It's a good thing that the Detroit Free Press prints "good" news once in a while! This was an excellent front page story about Louis Green winning the "Eleanor Josaitis Unsung Hero Award" and his commitment to increasing diverse business across the state.
"The thing I like most is we get to make a connection with talented business owners and help them make their dream a reality," said Louis Green.
Congrats to Mr. Louis Green, President/CEO of Michigan Minority Supplier Development Council.
Louis Green, president and CEO of the Michigan Minority Supplier Development Council, stands in a skywalk to the Fisher Building in Detroit. Colleagues praise his ability to stay focused and flexible. / PATRICIA BECK/Detroit Free Press
Read more at www.freep.com
Louis Green was one in a group of 12 children who lived in a south-central Los Angeles neighborhood during the rise of gang violence.
"Out of them, there are seven who are dead, two sentenced to life in jail, one serving 86 years, and I don't know where one is," Green said.
But Green, president and CEO of the Michigan Minority Supplier Development Council, said the tough circumstances of his childhood allowed him to excel.
"It drives me all the time," he said.
That drive has helped him change lives by getting corporations throughout the state and minority business leaders to work together.
It's also one of the reasons Green was selected to receive the Eleanor Josaitis Unsung Hero Award.
Off to Ohio
Green, 50, escaped the streets of Los Angeles when he accepted a full scholarship to Oberlin College in Ohio. There, he received bachelor's degrees in political science and communications.
Green later attended the University of Michigan, where he received a master's degree in public policy.

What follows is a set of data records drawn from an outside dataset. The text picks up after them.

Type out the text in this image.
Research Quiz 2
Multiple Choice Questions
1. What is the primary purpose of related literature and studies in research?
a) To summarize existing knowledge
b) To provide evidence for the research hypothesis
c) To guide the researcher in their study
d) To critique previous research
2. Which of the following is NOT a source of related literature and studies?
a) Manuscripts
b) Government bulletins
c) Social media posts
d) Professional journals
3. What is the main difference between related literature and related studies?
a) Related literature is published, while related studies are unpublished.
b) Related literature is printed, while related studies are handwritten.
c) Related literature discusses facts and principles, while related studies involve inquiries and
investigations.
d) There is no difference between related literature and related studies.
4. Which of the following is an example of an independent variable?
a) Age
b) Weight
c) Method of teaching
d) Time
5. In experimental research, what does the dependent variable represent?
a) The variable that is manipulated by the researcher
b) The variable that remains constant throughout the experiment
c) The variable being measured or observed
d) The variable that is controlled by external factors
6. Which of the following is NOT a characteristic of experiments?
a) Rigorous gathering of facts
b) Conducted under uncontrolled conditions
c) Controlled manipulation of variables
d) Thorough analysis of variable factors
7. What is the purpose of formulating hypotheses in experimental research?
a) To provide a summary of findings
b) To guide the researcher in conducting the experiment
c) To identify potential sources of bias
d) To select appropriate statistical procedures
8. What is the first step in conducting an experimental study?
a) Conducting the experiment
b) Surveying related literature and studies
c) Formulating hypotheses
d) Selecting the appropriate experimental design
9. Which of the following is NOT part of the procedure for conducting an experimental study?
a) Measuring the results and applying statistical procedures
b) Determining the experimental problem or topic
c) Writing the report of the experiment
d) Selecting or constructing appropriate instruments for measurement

From there, Green worked in the state economic development office under then-Gov. Jim Blanchard and was hired as an economic adviser for then-Gov. John Engler.
Green has been a chief deputy director of the Michigan Department of Civil Rights, served as a national director of supplier diversity at NBC TV and was on New York Mayor Michael Bloomberg's minority business team.

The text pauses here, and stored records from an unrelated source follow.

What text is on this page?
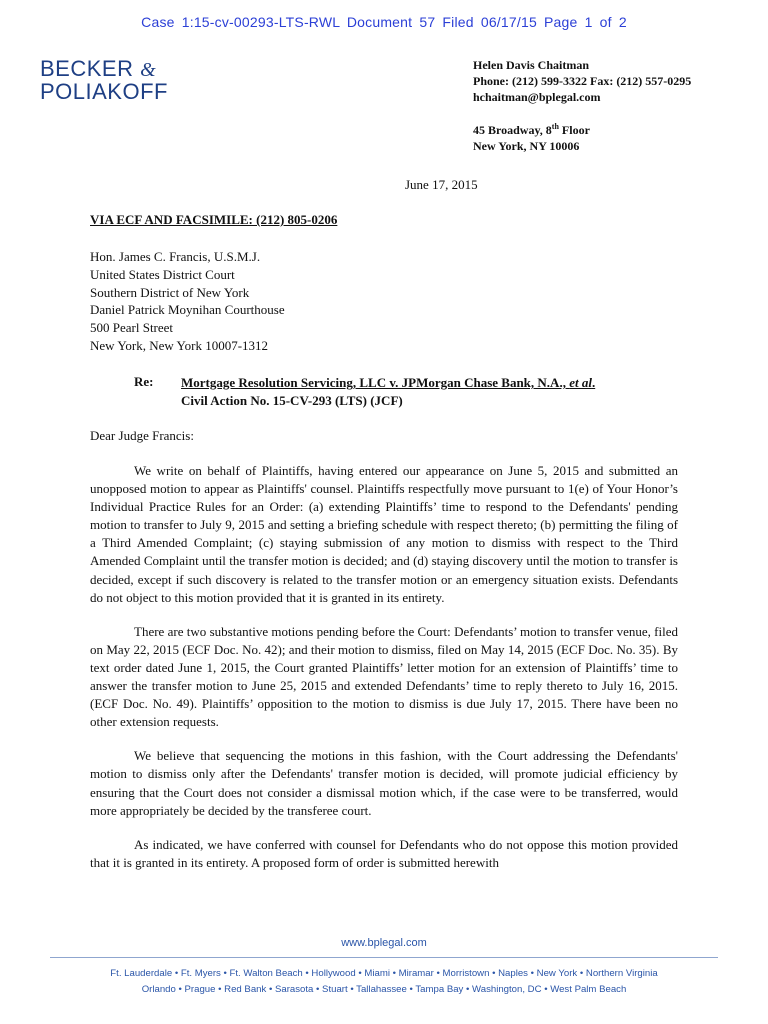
Case 1:15-cv-00293-LTS-RWL Document 57 Filed 06/17/15 Page 1 of 2
BECKER &
POLIAKOFF
Helen Davis Chaitman
Phone: (212) 599-3322 Fax: (212) 557-0295
hchaitman@bplegal.com
45 Broadway, 8th Floor
New York, NY 10006
June 17, 2015
VIA ECF AND FACSIMILE: (212) 805-0206
Hon. James C. Francis, U.S.M.J.
United States District Court
Southern District of New York
Daniel Patrick Moynihan Courthouse
500 Pearl Street
New York, New York 10007-1312
Re: Mortgage Resolution Servicing, LLC v. JPMorgan Chase Bank, N.A., et al.
Civil Action No. 15-CV-293 (LTS) (JCF)
Dear Judge Francis:

We write on behalf of Plaintiffs, having entered our appearance on June 5, 2015 and submitted an unopposed motion to appear as Plaintiffs' counsel. Plaintiffs respectfully move pursuant to 1(e) of Your Honor’s Individual Practice Rules for an Order: (a) extending Plaintiffs’ time to respond to the Defendants' pending motion to transfer to July 9, 2015 and setting a briefing schedule with respect thereto; (b) permitting the filing of a Third Amended Complaint; (c) staying submission of any motion to dismiss with respect to the Third Amended Complaint until the transfer motion is decided; and (d) staying discovery until the motion to transfer is decided, except if such discovery is related to the transfer motion or an emergency situation exists. Defendants do not object to this motion provided that it is granted in its entirety.

There are two substantive motions pending before the Court: Defendants’ motion to transfer venue, filed on May 22, 2015 (ECF Doc. No. 42); and their motion to dismiss, filed on May 14, 2015 (ECF Doc. No. 35). By text order dated June 1, 2015, the Court granted Plaintiffs’ letter motion for an extension of Plaintiffs’ time to answer the transfer motion to June 25, 2015 and extended Defendants’ time to reply thereto to July 16, 2015. (ECF Doc. No. 49). Plaintiffs’ opposition to the motion to dismiss is due July 17, 2015. There have been no other extension requests.

We believe that sequencing the motions in this fashion, with the Court addressing the Defendants' motion to dismiss only after the Defendants' transfer motion is decided, will promote judicial efficiency by ensuring that the Court does not consider a dismissal motion which, if the case were to be transferred, would more appropriately be decided by the transferee court.

As indicated, we have conferred with counsel for Defendants who do not oppose this motion provided that it is granted in its entirety. A proposed form of order is submitted herewith

www.bplegal.com
Ft. Lauderdale • Ft. Myers • Ft. Walton Beach • Hollywood • Miami • Miramar • Morristown • Naples • New York • Northern Virginia
Orlando • Prague • Red Bank • Sarasota • Stuart • Tallahassee • Tampa Bay • Washington, DC • West Palm Beach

Six years ago, Green joined the Michigan Minority Supplier Development Council. In the past four years, it has twice won the Council of the Year award.

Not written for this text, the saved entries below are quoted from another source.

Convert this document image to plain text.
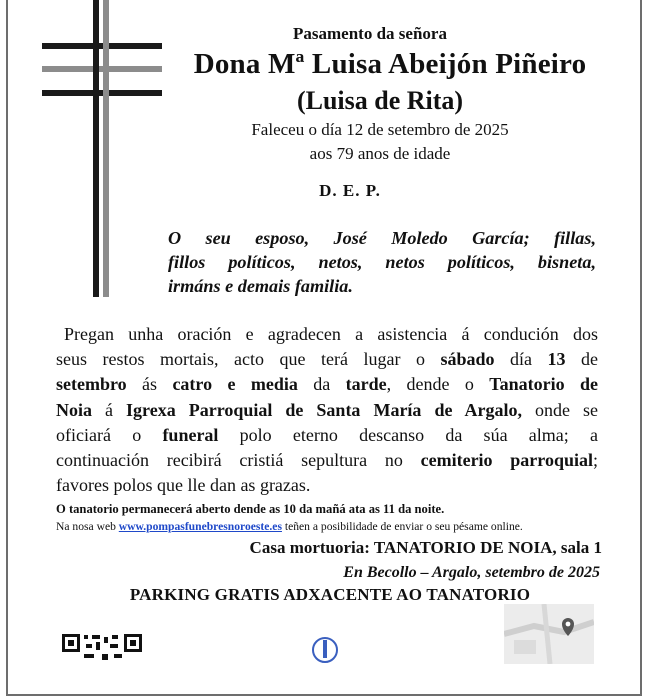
Pasamento da señora
Dona Mª Luisa Abeijón Piñeiro
(Luisa de Rita)
Faleceu o día 12 de setembro de 2025
aos 79 anos de idade
D. E. P.
O seu esposo, José Moledo García; fillas,
fillos políticos, netos, netos políticos, bisneta,
irmáns e demais familia.
Pregan unha oración e agradecen a asistencia á condución dos
seus restos mortais, acto que terá lugar o sábado día 13 de
setembro ás catro e media da tarde, dende o Tanatorio de
Noia á Igrexa Parroquial de Santa María de Argalo, onde se
oficiará o funeral polo eterno descanso da súa alma; a
continuación recibirá cristiá sepultura no cemiterio parroquial;
favores polos que lle dan as grazas.
O tanatorio permanecerá aberto dende as 10 da mañá ata as 11 da noite.
Na nosa web www.pompasfunebresnoroeste.es teñen a posibilidade de enviar o seu pésame online.
Casa mortuoria: TANATORIO DE NOIA, sala 1
En Becollo – Argalo, setembro de 2025
PARKING GRATIS ADXACENTE AO TANATORIO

The privately funded nonprofit is one of 37 Minority Supplier Development affiliates in the country. The organization offers programs and services for its corporate members and minority-owned business owners, as well as networking opportunities.
Each year, the 1,500-member organization facilitates more than $16 billion in purchases from minority businesses.
"The thing I like most is we get to make a connection with talented business owners and help them make their dream a reality," Green said.
Focused and flexible
Mable Jones, public affairs director for AAA Michigan, said she nominated Green for the award because of his ability to stay focused and flexible, come up with strategic plans and advocate for the membership.
"Mr. Green works with our program, and I got to observe his behavior and I was very impressed," said Jones, who also nominated him last year.
Jones said Green offers encouragement and often works quietly behind the scenes. "He knows how to work cooperatively," she said.
Green acknowledged he believes in working behind the scenes to make things happen. He said he thinks the connections in his organization happen because he and his staff try to reach out to the members and corporations.
Helen Ford, director of supplier diversity with AAA Michigan, said Green's ability and dedication to connecting members and corporations from the eastern and western parts of the state makes him essential to building economic growth.
Last year, the council was part of a group that put on a job fair for 5,000 people. And although that's not what the organization typically does, Green said the event helped build more connections.
"I never believe in staying in my lane," Green said.